Anyone familiar with this old school ppi frx456? I saw it in our local listing selling for around usd 100

Worth buying?

Thnx:laugh:


----------



## Darth SQ (Sep 17, 2010)

http://www.directed.com/guides/manuals/ig/precision_power/G41810_3-03.pdf


Bret
PPI-ART COLLECTOR


----------



## vwdave (Jun 12, 2013)

That's not a bad price, but are you looking to use it or collect it? What's the condition? Cosmetics? That's about the going rate for a good old school active crossover. 

The flexibility of it is nice.
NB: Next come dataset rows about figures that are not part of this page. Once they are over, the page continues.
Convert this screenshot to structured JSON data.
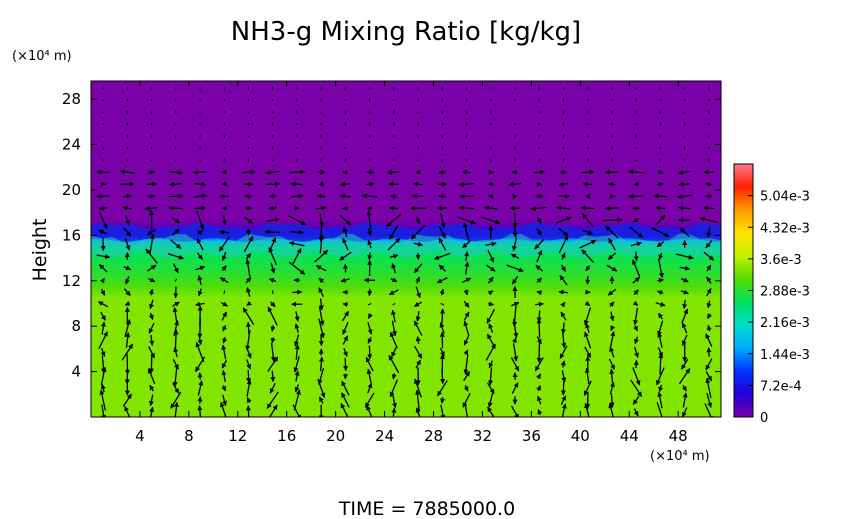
{
  "chart_data": {
    "type": "heatmap",
    "title": "NH3-g Mixing Ratio [kg/kg]",
    "xlabel": "",
    "ylabel": "Height",
    "x_unit": "(×10⁴ m)",
    "y_unit": "(×10⁴ m)",
    "xlim": [
      0,
      51.5
    ],
    "ylim": [
      0,
      29.6
    ],
    "x_ticks": [
      4,
      8,
      12,
      16,
      20,
      24,
      28,
      32,
      36,
      40,
      44,
      48
    ],
    "y_ticks": [
      4,
      8,
      12,
      16,
      20,
      24,
      28
    ],
    "colorbar": {
      "min": 0,
      "max": 0.00576,
      "tick_values": [
        0,
        0.00072,
        0.00144,
        0.00216,
        0.00288,
        0.0036,
        0.00432,
        0.00504
      ],
      "tick_labels": [
        "0",
        "7.2e-4",
        "1.44e-3",
        "2.16e-3",
        "2.88e-3",
        "3.6e-3",
        "4.32e-3",
        "5.04e-3"
      ],
      "colors": [
        "#7a00a8",
        "#2200d8",
        "#0033ff",
        "#00aaff",
        "#00ddcc",
        "#00e060",
        "#55dd00",
        "#c4f000",
        "#ffe400",
        "#ff9a00",
        "#ff2000",
        "#ff7890"
      ]
    },
    "field_profile": [
      {
        "height": 0,
        "value": 0.00335
      },
      {
        "height": 10.5,
        "value": 0.00335
      },
      {
        "height": 11.5,
        "value": 0.0031
      },
      {
        "height": 12.5,
        "value": 0.0029
      },
      {
        "height": 14.0,
        "value": 0.0027
      },
      {
        "height": 15.0,
        "value": 0.0025
      },
      {
        "height": 15.5,
        "value": 0.0017
      },
      {
        "height": 16.0,
        "value": 0.0008
      },
      {
        "height": 16.7,
        "value": 0.0002
      },
      {
        "height": 17.3,
        "value": 0
      },
      {
        "height": 29.6,
        "value": 0
      }
    ],
    "wind_arrows_shown": true,
    "footer": "TIME = 7885000.0"
  }
}
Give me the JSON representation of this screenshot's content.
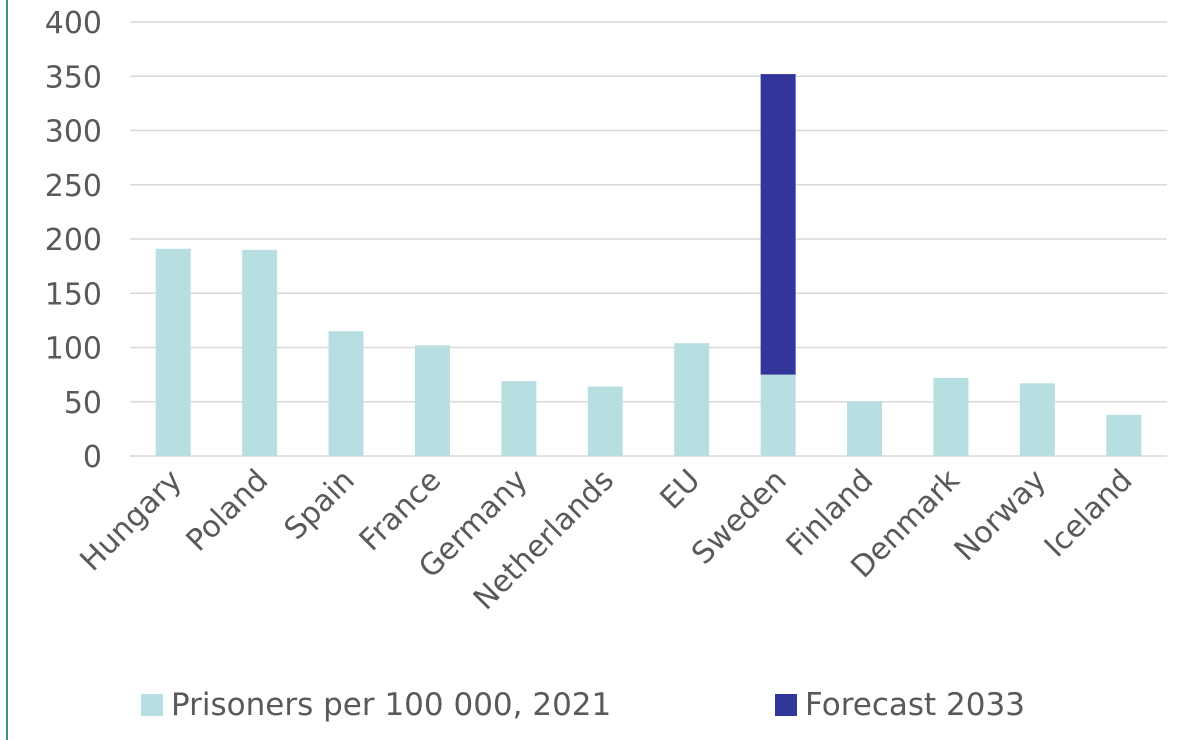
{
  "colors": {
    "prisoners": "#b7dfe2",
    "forecast": "#32369b",
    "grid": "#d9d9d9",
    "text": "#595959",
    "frame": "#3f8f87"
  },
  "legend": {
    "prisoners_label": "Prisoners per 100 000, 2021",
    "forecast_label": "Forecast 2033"
  },
  "chart_data": {
    "type": "bar",
    "stacked": true,
    "categories": [
      "Hungary",
      "Poland",
      "Spain",
      "France",
      "Germany",
      "Netherlands",
      "EU",
      "Sweden",
      "Finland",
      "Denmark",
      "Norway",
      "Iceland"
    ],
    "series": [
      {
        "name": "Prisoners per 100 000, 2021",
        "color": "#b7dfe2",
        "values": [
          191,
          190,
          115,
          102,
          69,
          64,
          104,
          75,
          50,
          72,
          67,
          38
        ]
      },
      {
        "name": "Forecast 2033",
        "color": "#32369b",
        "values": [
          0,
          0,
          0,
          0,
          0,
          0,
          0,
          277,
          0,
          0,
          0,
          0
        ]
      }
    ],
    "yticks": [
      0,
      50,
      100,
      150,
      200,
      250,
      300,
      350,
      400
    ],
    "ylim": [
      0,
      400
    ],
    "grid": true,
    "legend_position": "bottom"
  }
}
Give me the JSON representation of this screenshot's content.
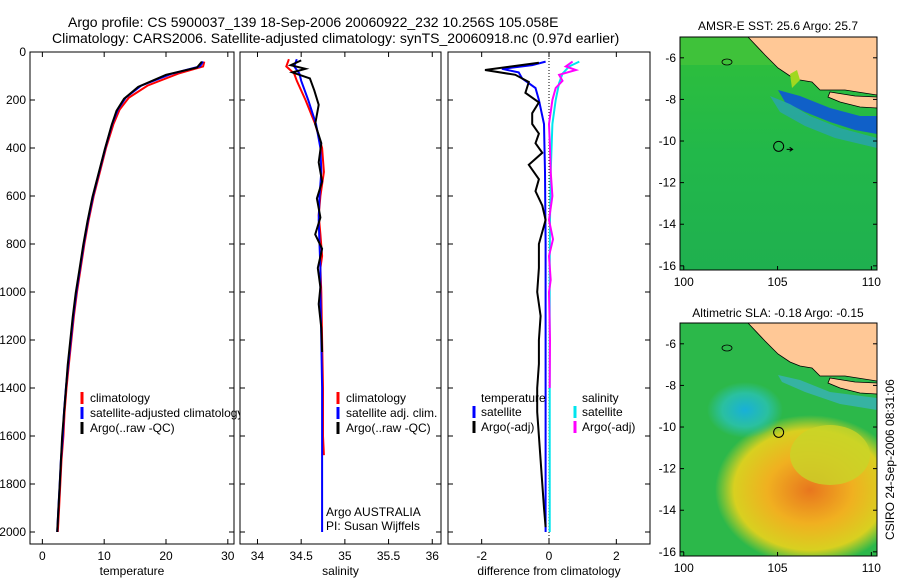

I have considered getting one and playing around with it but I already have too many crossovers.


----------



## 63flip (Oct 16, 2013)

Excellent x-over. $100 is average for one in nice shape and working. Take $10-$15 off if the plug is missing. I own 2. One NIB I gave $160 for and a really nice used one I gave $85 for. I plan on using the used one in a setup this summer with Art Series amps.


----------



## antman (Apr 28, 2013)

thanks for the help, condition is around 7.5 to 8 , im thinking of save and get myself a audison bit 10 to get more processing power and crossover


----------



## Pitzury (Aug 14, 2012)

63flip said:


> Excellent x-over. $100 is average for one in nice shape and working. Take $10-$15 off if the plug is missing. I own 2. One NIB I gave $160 for and a really nice used one I gave $85 for. I plan on using the used one in a setup this summer with Art Series amps.


Selling any of them? Black or silver version?


----------



## 63flip (Oct 16, 2013)

Pitzury said:


> Selling any of them? Black or silver version?


Sorry, I'm installing the used one in my t-bird with black Art a204 and a300. The NIB one is for my collection.


----------